Unfortunately the sloppy language of physicists (I stress that I am a physicist!) does not permit to always appreciate some subtleties of these different decompositions and leads to misunderstandings and sometimes unmotivated issues. For instance the notions of discrete spectrum and point spectrum are different though they are often used as synonyms in the physical literature; the same happens for absolutely continuous spectrum and continuous spectrum.
Best Answer
The spectral theorem is that, if $A: D(A) \to {\cal H}$ is a selfadjoint operator, where $D(A) \subset {\cal H}$ is a dense subspace, then there exists a unique projector-valued measure $P^{(A)}$ on the Borel sets of $\mathbb{R}$ such that $$A = \int_{\mathbb R} \lambda dP^{(A)}(\lambda)\:.$$ As a consequence (this is a corollary or a definition depending on the procedure) $$f(A) = \int_{\mathbb R} f(\lambda) dP^{(A)}(\lambda) \tag{1}$$ for every $f: {\mathbb R} \to {\mathbb C}$ Borel measurable.
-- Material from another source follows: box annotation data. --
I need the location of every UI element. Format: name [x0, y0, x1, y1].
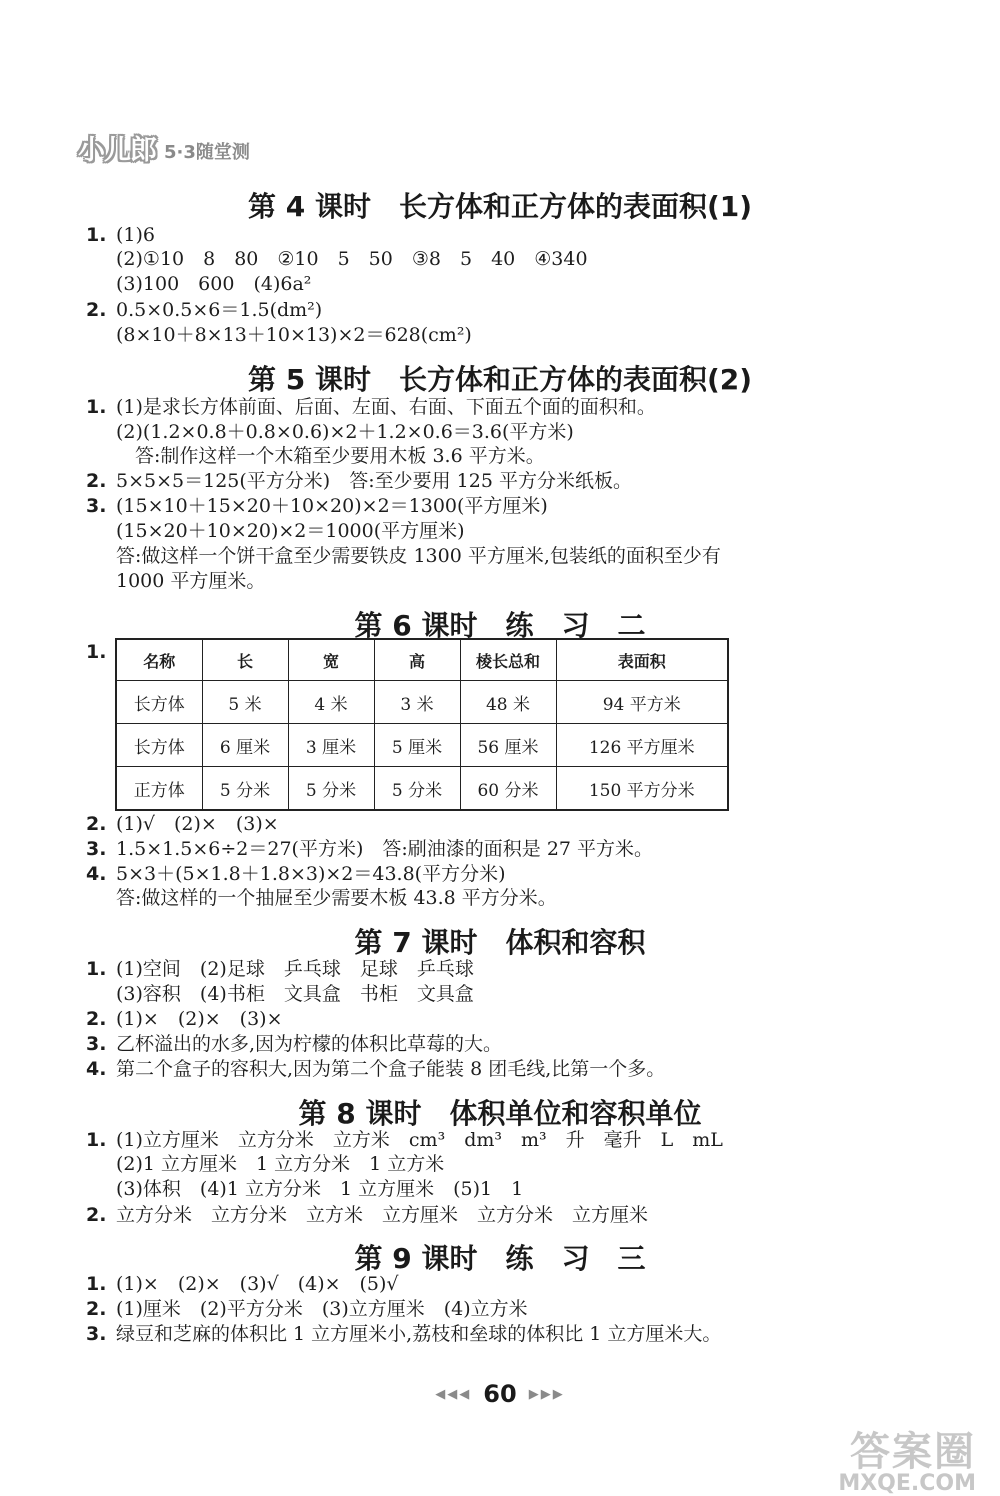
- answer-line: (3)体积 (4)1 立方分米 1 立方厘米 (5)1 1: [116, 1178, 524, 1200]
- table-cell: 3 米: [374, 681, 460, 724]
- table-header: 表面积: [556, 639, 728, 681]
- answer-line: 答:做这样一个饼干盒至少需要铁皮 1300 平方厘米,包装纸的面积至少有: [116, 545, 721, 567]
- table-header: 名称: [116, 639, 202, 681]
- table-header: 长: [202, 639, 288, 681]
- answer-line: (2)(1.2×0.8＋0.8×0.6)×2＋1.2×0.6＝3.6(平方米): [116, 421, 574, 443]
- table-cell: 56 厘米: [460, 724, 556, 767]
- question-number: 1.: [86, 1273, 107, 1295]
- stamp-site: MXQE.COM: [838, 1471, 976, 1496]
- answer-line: 5×5×5＝125(平方分米) 答:至少要用 125 平方分米纸板。: [116, 470, 632, 492]
- answer-line: 第二个盒子的容积大,因为第二个盒子能装 8 团毛线,比第一个多。: [116, 1058, 666, 1080]
- series-name: 5·3随堂测: [164, 142, 250, 163]
- table-cell: 126 平方厘米: [556, 724, 728, 767]
- question-number: 1.: [86, 396, 107, 418]
- question-number: 2.: [86, 813, 107, 835]
- lesson8-title: 第 8 课时 体积单位和容积单位: [298, 1097, 702, 1130]
- table-cell: 5 分米: [288, 767, 374, 811]
- answer-line: (2)1 立方厘米 1 立方分米 1 立方米: [116, 1153, 445, 1175]
- question-number: 1.: [86, 1129, 107, 1151]
- question-number: 3.: [86, 1033, 107, 1055]
- answer-line: (2)①10 8 80 ②10 5 50 ③8 5 40 ④340: [116, 248, 588, 270]
- lesson6-title: 第 6 课时 练 习 二: [354, 609, 646, 642]
- dimensions-table: [115, 638, 729, 811]
- next-arrows-icon: ▶▶▶: [528, 1386, 565, 1402]
- question-number: 3.: [86, 1323, 107, 1345]
- brand-name: 小儿郎: [78, 135, 156, 166]
- table-header: 棱长总和: [460, 639, 556, 681]
- question-number: 1.: [86, 641, 107, 663]
- prev-arrows-icon: ◀◀◀: [435, 1386, 472, 1402]
- answer-line: 0.5×0.5×6＝1.5(dm²): [116, 299, 323, 321]
- table-row: [116, 767, 728, 811]
- question-number: 2.: [86, 470, 107, 492]
- question-number: 2.: [86, 1298, 107, 1320]
- answer-line: (1)6: [116, 224, 156, 246]
- table-cell: 150 平方分米: [556, 767, 728, 811]
- table-cell: 3 厘米: [288, 724, 374, 767]
- site-watermark: [838, 1420, 976, 1496]
- table-cell: 长方体: [116, 681, 202, 724]
- answer-line: (1)空间 (2)足球 乒乓球 足球 乒乓球: [116, 958, 474, 980]
- table-row: [116, 724, 728, 767]
- answer-line: 1000 平方厘米。: [116, 570, 266, 592]
- answer-line: (15×10＋15×20＋10×20)×2＝1300(平方厘米): [116, 495, 548, 517]
- table-cell: 48 米: [460, 681, 556, 724]
- question-number: 4.: [86, 1058, 107, 1080]
- table-cell: 5 分米: [202, 767, 288, 811]
- table-header-row: [116, 639, 728, 681]
- answer-line: (8×10＋8×13＋10×13)×2＝628(cm²): [116, 324, 472, 346]
- answer-line: (1)√ (2)× (3)×: [116, 813, 279, 835]
- answer-line: 乙杯溢出的水多,因为柠檬的体积比草莓的大。: [116, 1033, 503, 1055]
- table-cell: 5 米: [202, 681, 288, 724]
- table-cell: 5 厘米: [374, 724, 460, 767]
- question-number: 2.: [86, 299, 107, 321]
- answer-line: 1.5×1.5×6÷2＝27(平方米) 答:刷油漆的面积是 27 平方米。: [116, 838, 654, 860]
- page-number: 60: [483, 1380, 517, 1408]
- table-cell: 4 米: [288, 681, 374, 724]
- table-header: 高: [374, 639, 460, 681]
- table-cell: 94 平方米: [556, 681, 728, 724]
- question-number: 2.: [86, 1204, 107, 1226]
- brand-logo: [78, 128, 250, 167]
- table-header: 宽: [288, 639, 374, 681]
- table-row: [116, 681, 728, 724]
- table-cell: 6 厘米: [202, 724, 288, 767]
- answer-line: 答:做这样的一个抽屉至少需要木板 43.8 平方分米。: [116, 887, 557, 909]
- answer-line: (3)容积 (4)书柜 文具盒 书柜 文具盒: [116, 983, 474, 1005]
- table-cell: 长方体: [116, 724, 202, 767]
- answer-line: (1)× (2)× (3)√ (4)× (5)√: [116, 1273, 399, 1295]
- answer-line: 绿豆和芝麻的体积比 1 立方厘米小,荔枝和垒球的体积比 1 立方厘米大。: [116, 1323, 722, 1345]
- question-number: 3.: [86, 838, 107, 860]
- answer-line: (1)立方厘米 立方分米 立方米 cm³ dm³ m³ 升 毫升 L mL: [116, 1129, 723, 1151]
- table-cell: 60 分米: [460, 767, 556, 811]
- question-number: 4.: [86, 863, 107, 885]
- lesson7-title: 第 7 课时 体积和容积: [354, 926, 646, 959]
- question-number: 2.: [86, 1008, 107, 1030]
- table-cell: 5 分米: [374, 767, 460, 811]
- answer-line: 5×3＋(5×1.8＋1.8×3)×2＝43.8(平方分米): [116, 863, 506, 885]
- answer-line: (1)× (2)× (3)×: [116, 1008, 283, 1030]
- answer-line: (1)厘米 (2)平方分米 (3)立方厘米 (4)立方米: [116, 1298, 528, 1320]
- table-cell: 正方体: [116, 767, 202, 811]
- question-number: 1.: [86, 224, 107, 246]
- answer-line: (1)是求长方体前面、后面、左面、右面、下面五个面的面积和。: [116, 396, 656, 418]
- stamp-main: 答案圈: [850, 1429, 976, 1475]
- question-number: 3.: [86, 495, 107, 517]
- answer-line: 答:制作这样一个木箱至少要用木板 3.6 平方米。: [116, 445, 545, 467]
- question-number: 1.: [86, 958, 107, 980]
- lesson5-title: 第 5 课时 长方体和正方体的表面积(2): [247, 363, 753, 396]
- answer-line: (3)100 600 (4)6a²: [116, 273, 312, 295]
- answer-line: (15×20＋10×20)×2＝1000(平方厘米): [116, 520, 465, 542]
- lesson4-title: 第 4 课时 长方体和正方体的表面积(1): [247, 190, 753, 223]
- page-footer: [0, 1380, 1000, 1408]
- lesson9-title: 第 9 课时 练 习 三: [354, 1242, 646, 1275]
- answer-line: 立方分米 立方分米 立方米 立方厘米 立方分米 立方厘米: [116, 1204, 649, 1226]
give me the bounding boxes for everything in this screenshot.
Taking $f(x) =1$ for all $x\in {\mathbb R}$ we have $$I = \int_{\mathbb R} dP^{(A)}(\lambda)\:.$$ For selfadjoint operators admitting a Hilbert basis of eingenvectors $\psi_{\lambda, d_\lambda}$, $\lambda \in \sigma_p(A)$ and $d_\lambda$ accounting for the dimension of the eigenspace with eigenvalue $\lambda$, the identity above reads (referring to the strong operator-topology) $$f(A) = \sum_{\lambda, d_\lambda} f(\lambda) |\psi_{\lambda, d_\lambda}\rangle\langle \psi_{\lambda, d_\lambda} |\:, \tag{2}$$ with the special case $$I = \sum_{\lambda, d_\lambda} |\psi_{\lambda, d_\lambda}\rangle\langle \psi_{\lambda, d_\lambda} |\:. \tag{3}$$ In summary Eqs.(1) and (2) are the central identities, Eq.(3) is just a special case.
Given an orthonormal complete basis $\{\psi_n\}_{n \in \mathbb N} \subset {\cal H}$, one can always define ad hoc a selfadjoint operator $A$ (with no physical meaning in general) to implement the identities above: $$A = \sum_{n \in \mathbb{N}} \lambda_n |\psi_{n}\rangle\langle \psi_{n} |$$ for a given arbitrary choice of real numbers $\lambda_n$. The domain of $A$ is $$\left\{\psi \in {\cal H} \: \left| \: \sum_{n} |\lambda_n|^2 |\langle \psi_n| \psi \rangle|^2 < +\infty\right. \right\}$$